In the days of pen and paper, organizations collected, transcribed, and stored data in physical file cabinets. These cabinets retained information for a minimum of five years to comply with potential audit requirements. With advancements in digital data capture, organizations use forms software, spreadsheets, or sensors to gather information. However, many have not updated their processes significantly, limiting progress in effective data management. Now, the physical file cabinet has been replaced by outdated spreadsheets or an aging Access database. Organizations often accumulate large amounts of legacy data, justifying costs based on operational requirements. Due to the complexity of data management, organizations frequently re-collect the same data unnecessarily. This redundant collection results in added expenses without delivering any real benefits to the organization. Once entered into corporate systems and used initially, much of this data becomes forgotten and unused.
Data is your company’s memory
It’s the living, institutional knowledge you’ve invested in over years or decades of doing business, full of latent value.
But there are a number of challenges that stand in the way when trying to make use of historical data:
- Compatibility — File formats and versions. Can I read my old data with current tools?
- Access — Data silos and where your data is published. Can my staff get to archives they need access to without heartburn?
- Identification — A process for knowing what pieces are valuable down the road. Within these gigabytes of data, what is useful?
If you give consideration to these issues up-front as you’re designing a data collection workflow, you’ll make your life much simpler down the road when your future colleagues are trying to leverage historical data assets.
Let’s dive deeper on each of these issues.
Formats and compatibility
I call this the “Lotus 1-2-3” problem, which happens whenever data is stored in a format that dies off and loses tool compatibility1. Imagine the staggering amount of historical corporate data locked up in formats that no one can open anymore. This is one area where paper can be an advantage: if stored properly, you can always open the file.
Of course there’s no way to know the future potential of a data format on the day you select it as your format of choice. We don’t have the luxury of that kind of hindsight. I’m sure no one would’ve selected Lotus’s .123 format back in ‘93 had they known that Excel would come to dominate the world of spreadsheets. Look for well-supported open standards like CSV or JSON for long term archival. Another good practice is to revisit your data archives as a general “hygiene” practice every few years. Are your old files still usable? The faster you can convert dead formats into something more future-proof, the better.
Accessibility
This is one of the most important issues when it comes to using archives of historical data. Presuming a user can open files of 10 year old data because you’ve stored it effectively in open formats — is the data somewhere that staff can get it? Is it published somewhere in a shared workspace for easy access? Most often data isn’t squirreled away in a hard-to-reach place intentionally. It’s often done for the sake of organization, cleanliness, or savings on storage.
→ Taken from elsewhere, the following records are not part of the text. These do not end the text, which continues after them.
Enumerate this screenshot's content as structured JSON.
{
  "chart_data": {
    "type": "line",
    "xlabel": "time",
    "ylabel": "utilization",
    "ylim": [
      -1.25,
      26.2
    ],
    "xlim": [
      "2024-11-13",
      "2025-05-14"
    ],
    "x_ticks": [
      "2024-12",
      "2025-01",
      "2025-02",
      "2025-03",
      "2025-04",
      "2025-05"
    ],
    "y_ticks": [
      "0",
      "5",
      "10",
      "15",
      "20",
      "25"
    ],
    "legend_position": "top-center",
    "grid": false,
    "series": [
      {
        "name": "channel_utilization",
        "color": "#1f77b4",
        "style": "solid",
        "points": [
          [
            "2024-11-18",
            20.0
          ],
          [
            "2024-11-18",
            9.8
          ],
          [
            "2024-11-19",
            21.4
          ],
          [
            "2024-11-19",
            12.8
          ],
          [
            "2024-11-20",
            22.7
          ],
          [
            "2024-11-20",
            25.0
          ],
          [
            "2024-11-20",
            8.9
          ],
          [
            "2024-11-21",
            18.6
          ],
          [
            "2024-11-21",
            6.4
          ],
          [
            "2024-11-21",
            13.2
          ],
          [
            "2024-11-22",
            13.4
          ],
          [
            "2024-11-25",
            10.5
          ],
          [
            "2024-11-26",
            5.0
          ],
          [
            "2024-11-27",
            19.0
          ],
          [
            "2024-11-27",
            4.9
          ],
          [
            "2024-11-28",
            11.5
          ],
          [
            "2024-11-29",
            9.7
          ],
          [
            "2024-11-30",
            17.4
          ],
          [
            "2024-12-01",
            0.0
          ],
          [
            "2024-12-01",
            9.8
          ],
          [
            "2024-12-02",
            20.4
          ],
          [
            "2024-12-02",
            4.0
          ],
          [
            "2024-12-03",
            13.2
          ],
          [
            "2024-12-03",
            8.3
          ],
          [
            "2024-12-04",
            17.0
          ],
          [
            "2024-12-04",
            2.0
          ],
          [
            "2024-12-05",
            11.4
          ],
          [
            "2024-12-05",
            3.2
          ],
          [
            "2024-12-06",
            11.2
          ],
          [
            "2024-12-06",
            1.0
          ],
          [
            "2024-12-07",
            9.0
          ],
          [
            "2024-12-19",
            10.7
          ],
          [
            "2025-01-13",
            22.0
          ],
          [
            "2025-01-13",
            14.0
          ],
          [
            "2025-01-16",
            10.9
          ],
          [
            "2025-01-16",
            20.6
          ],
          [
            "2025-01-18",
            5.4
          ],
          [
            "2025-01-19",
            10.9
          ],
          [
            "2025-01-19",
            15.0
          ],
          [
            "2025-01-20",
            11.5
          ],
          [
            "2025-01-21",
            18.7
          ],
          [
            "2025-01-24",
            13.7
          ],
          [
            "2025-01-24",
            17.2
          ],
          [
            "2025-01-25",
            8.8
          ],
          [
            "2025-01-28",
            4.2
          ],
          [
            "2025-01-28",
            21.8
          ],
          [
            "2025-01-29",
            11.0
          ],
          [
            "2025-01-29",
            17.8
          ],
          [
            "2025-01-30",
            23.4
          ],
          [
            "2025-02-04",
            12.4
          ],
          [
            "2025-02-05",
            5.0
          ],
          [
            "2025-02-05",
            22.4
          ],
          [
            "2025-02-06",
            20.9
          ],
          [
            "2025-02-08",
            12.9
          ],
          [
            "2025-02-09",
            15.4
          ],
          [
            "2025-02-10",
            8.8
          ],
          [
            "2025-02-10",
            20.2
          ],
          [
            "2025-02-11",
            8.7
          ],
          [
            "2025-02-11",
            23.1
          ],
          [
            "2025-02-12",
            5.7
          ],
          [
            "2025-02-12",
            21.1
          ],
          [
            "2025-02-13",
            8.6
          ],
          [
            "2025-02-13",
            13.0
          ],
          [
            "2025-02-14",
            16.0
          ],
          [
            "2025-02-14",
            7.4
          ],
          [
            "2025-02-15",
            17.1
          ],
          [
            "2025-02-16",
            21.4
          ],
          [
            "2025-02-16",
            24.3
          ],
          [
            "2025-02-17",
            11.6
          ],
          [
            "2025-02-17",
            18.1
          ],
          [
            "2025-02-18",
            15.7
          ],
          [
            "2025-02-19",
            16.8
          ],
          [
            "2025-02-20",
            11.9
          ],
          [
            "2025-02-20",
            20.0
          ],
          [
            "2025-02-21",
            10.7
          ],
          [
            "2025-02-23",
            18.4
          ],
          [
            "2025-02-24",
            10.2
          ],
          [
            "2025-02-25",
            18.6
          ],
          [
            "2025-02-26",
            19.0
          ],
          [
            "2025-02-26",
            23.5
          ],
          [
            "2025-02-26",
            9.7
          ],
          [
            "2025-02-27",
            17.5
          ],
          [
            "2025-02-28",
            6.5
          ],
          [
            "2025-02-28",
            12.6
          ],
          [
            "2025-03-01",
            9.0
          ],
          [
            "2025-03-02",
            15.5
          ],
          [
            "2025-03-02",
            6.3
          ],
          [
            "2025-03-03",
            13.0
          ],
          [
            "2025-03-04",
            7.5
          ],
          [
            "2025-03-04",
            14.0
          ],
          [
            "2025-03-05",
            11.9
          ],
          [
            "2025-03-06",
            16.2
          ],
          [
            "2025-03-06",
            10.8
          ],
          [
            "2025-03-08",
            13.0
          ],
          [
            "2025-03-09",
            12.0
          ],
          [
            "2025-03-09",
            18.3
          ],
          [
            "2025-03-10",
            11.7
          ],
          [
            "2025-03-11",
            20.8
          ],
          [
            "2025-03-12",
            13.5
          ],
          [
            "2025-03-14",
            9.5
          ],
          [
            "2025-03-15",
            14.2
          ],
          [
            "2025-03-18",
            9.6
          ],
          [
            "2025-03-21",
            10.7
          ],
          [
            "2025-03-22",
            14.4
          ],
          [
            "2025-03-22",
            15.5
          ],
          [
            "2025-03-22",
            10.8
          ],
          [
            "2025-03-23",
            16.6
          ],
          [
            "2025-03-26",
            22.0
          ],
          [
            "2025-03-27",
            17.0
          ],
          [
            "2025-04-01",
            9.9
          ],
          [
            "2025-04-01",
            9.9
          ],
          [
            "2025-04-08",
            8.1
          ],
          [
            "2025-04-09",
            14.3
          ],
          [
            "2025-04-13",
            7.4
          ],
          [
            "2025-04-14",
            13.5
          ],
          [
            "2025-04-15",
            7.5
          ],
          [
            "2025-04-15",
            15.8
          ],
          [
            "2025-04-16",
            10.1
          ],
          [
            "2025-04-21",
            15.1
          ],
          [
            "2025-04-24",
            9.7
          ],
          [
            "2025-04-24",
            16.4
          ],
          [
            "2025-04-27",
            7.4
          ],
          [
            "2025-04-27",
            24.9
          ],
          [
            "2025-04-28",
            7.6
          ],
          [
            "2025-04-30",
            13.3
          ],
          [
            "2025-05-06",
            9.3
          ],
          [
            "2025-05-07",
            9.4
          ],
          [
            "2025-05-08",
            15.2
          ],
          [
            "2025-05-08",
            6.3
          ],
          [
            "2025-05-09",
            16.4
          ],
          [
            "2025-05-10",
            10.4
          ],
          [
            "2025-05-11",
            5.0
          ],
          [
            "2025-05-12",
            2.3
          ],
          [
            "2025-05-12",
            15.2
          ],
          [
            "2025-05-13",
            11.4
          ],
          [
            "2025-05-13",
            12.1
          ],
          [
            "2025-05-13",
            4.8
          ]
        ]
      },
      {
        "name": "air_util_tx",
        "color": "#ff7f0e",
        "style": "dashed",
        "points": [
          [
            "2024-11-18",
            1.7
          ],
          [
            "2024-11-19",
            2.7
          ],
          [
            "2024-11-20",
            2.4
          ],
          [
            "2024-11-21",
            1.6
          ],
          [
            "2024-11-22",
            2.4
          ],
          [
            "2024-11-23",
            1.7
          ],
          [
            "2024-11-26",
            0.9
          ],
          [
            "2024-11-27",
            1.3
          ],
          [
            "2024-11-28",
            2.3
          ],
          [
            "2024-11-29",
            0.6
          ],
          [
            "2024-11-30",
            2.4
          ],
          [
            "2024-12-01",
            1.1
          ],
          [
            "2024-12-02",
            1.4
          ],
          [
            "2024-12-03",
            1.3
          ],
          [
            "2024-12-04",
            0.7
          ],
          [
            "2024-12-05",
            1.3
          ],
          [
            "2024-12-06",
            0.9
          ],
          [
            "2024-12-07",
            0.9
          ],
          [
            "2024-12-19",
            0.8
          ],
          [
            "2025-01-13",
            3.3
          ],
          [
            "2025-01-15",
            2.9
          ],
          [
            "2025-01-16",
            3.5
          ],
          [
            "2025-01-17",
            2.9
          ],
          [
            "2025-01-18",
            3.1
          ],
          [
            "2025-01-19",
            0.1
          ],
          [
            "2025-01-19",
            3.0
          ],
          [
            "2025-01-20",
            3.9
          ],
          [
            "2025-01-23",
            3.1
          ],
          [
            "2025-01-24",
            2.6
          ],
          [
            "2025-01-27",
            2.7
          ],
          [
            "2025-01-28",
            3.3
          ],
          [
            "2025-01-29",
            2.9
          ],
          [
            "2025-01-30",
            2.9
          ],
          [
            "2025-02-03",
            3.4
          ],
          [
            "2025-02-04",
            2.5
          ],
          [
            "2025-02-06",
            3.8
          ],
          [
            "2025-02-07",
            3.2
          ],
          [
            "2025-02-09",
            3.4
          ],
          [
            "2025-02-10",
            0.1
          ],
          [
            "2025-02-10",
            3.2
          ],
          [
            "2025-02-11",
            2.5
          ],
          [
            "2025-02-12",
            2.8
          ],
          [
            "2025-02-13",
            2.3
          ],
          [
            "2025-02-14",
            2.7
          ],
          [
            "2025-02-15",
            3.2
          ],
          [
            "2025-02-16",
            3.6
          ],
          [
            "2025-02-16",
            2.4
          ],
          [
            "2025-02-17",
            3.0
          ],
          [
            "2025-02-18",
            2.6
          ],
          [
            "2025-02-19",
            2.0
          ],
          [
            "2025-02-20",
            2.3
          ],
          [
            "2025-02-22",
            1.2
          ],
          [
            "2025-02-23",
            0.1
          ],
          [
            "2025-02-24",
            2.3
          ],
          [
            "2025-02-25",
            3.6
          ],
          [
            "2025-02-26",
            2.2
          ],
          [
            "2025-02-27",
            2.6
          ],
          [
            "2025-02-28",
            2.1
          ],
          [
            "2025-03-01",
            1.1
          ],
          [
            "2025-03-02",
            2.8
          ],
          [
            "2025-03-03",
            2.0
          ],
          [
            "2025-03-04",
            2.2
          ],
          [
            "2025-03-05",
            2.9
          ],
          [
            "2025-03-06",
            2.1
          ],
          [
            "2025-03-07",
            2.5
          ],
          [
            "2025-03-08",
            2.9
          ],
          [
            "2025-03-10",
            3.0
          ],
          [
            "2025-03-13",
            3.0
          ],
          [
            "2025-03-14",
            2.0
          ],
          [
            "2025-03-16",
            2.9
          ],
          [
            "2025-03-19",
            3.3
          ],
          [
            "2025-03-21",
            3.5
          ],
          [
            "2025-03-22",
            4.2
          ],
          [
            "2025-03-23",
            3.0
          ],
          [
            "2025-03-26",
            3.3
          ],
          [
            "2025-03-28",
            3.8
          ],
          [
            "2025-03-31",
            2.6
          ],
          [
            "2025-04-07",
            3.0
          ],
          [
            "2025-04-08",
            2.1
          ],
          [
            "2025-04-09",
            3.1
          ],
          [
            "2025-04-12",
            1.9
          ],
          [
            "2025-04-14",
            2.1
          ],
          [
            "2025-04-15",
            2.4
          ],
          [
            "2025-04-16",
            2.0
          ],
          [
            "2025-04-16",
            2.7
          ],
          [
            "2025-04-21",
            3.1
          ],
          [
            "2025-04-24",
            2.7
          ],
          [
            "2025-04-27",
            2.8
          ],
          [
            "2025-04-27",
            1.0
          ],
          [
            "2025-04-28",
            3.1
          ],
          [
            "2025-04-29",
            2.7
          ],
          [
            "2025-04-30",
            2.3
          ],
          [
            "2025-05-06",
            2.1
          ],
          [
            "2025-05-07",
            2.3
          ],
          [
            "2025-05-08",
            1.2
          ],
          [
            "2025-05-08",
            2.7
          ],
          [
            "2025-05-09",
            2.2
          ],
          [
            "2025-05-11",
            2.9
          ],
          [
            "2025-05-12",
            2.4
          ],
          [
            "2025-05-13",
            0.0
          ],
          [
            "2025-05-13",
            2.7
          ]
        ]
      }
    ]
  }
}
Anyone that works frequently with data has heard of “data silos”, which arise when data is holed up in a place where it doesn’t get shared, only accessible by individual departments or groups. Avoiding this issue can also involve internal corporate policy shifts or revisiting your data security policies. In larger organizations I’ve worked in, however, the tendency is toward over-securing data to the point of uselessness. In some cases it might as well be deleted since it’s effectively invisible to the entire company. This is a mistake and a waste of large past investments in collecting that data in the first place.
Look for publishing tools that make your data easy to get to without sacrificing controls over access and security. But resist the urge to continuously wall off past data from your team.
Identifying the useful things
Now, assuming your data is in a useful format and it’s easily accessible, you’re almost there. When working with years of historical records it can be difficult to extract the valuable bits of information, but that’s often because the first two challenges (compatibility and accessibility) have already been standing in your way. If your data collection process is built around your data as an evergreen asset rather than a single-purpose resource, it becomes much easier to think of areas where a dataset could be useful 5 or 6 years down the road.
For instance, if your data collection process includes documenting inspections with thorough before-and-after photographs, those could be indispensable in the event of a dispute or a future issue in years time. With ease of access and an open format, it could take two clicks to resolve a potentially thorny issue with a past client. That is if you’ve planned your process around your data becoming a valuable corporate resource.
A quick demonstration
I’m currently working with a construction company on re-roofing my house, and they’ve been in business for 50+ years. Over that time span, they’ve performed site visits and accurately measured so many roofs in the area that when they get calls for quotes, they often can pull a file from 35 years ago when they went out and measured a property. That simple case is an excellent example of realizing latent value in a prior investment in data: if they didn’t organize, archive, and store that information effectively, they’d be redoing field visits every week. Though they aren’t digital with most of their process, they’ve nailed a workflow that works for them. They use formats that work, make that data accessible to their people, and know exactly what information they’ll find useful over the long term.
Data has value beyond its immediate use case, but you have to consider this up front. Design sustainable workflows that allow you to continuously update data, and make use of archival data over time. You’ve spent a lot to create it, you should be leveraging it to its fullest extent.
- Lotus 1-2-3 was a spreadsheet application popular in the 80s and 90s. It succumbed to the boom of Microsoft Office and Excel in the 1990s.